The algorithm for 'tweights_bmr()' takes $y_{k}$ and $X$ as input and proceeds as follows:

1. Calculate $\hat{y}_k$
2. Use tboot to calculate the weights ($w$) which would tilt $X$ such that the mean of $w\cdot X_{.k} = \hat{y}_k$ for all endpoints $k$.  
3. Calculate the implied weighted correlation ($\hat{C}$) from using weights $w$ for $X$.


The algorithm for 'post_bmr()' takes the output from 'tweights_bmr()' and proceeds as follows:

1. Simulate $Z \sim MultivariateNomal(mean=0, variance=\hat{C})$  
2. Simulate the posterior mean as $y_k^* = Q(y_{k}, \Phi(Z_k))$
3. Repeat steps 1 and 2 to generate more samples.


The algorithm for 'tboot_bmr()' takes the output from 'tweights_bmr()' and proceeds as follows:

1. Simulate the posterior mean $\mu$ as in the algorithm above.
2. Use tweights and tboot to simulate data with a mean of $\mu$. The option 'Nindependent' is always non-zero to help avoid errors. See the vignette on 'tweights' for more information on this option.

## Justifying the algorithm
The algorithm described above may be justified in several ways. First, it is heuristically plausible. One would expect at first thought that when two variables are correlated, a drug which influences one of the variables will most likely influce the other. Second, in some specific cases, the algorythm may be justified via Bayesian Assymptotics using the 'Berstein Von-Misus' theorem. This document will not attempt to fully work out this more theoretical approach.

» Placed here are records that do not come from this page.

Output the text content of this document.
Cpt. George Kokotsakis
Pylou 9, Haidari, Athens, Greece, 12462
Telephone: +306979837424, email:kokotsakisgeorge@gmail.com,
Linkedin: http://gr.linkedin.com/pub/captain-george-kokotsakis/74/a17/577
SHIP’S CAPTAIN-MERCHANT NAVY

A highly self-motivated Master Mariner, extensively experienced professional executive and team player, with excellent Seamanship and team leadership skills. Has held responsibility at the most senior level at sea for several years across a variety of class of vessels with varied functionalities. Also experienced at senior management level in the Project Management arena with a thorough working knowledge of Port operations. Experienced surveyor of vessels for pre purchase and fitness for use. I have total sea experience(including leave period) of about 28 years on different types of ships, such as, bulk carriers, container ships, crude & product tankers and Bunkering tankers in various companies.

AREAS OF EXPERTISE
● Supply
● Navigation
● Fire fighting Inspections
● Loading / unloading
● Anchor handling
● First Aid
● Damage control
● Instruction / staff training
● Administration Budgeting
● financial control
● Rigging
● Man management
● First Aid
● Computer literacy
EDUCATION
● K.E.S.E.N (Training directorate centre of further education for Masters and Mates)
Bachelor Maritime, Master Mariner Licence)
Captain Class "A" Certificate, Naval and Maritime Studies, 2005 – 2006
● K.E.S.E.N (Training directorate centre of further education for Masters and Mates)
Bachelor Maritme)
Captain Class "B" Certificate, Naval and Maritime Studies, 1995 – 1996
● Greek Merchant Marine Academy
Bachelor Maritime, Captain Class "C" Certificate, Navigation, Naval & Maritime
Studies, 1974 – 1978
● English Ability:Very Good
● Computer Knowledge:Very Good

## Considering the limits of 'tboot_bmr'
The following considerations should be relevent when considering the use of 'tboot_bmr:'

1. Is the relationship between variables found in the available individual level data generalizable to the treatment of interest? That is if the individual data is tilted to reflect the expected mean of the treatment of interest, will the correlation be realisticly similar to the correlation of variable in the treatment of interest. In general, it is expected that the assumptions of 'tboot' will be more believable than the assumption of independence.
2. Is the individual level data sample size large enough to make inference about correlation?
3. Did the information about each variable come from different trials? In such cases it may be argued that for large samples sizes the distribution should be independent.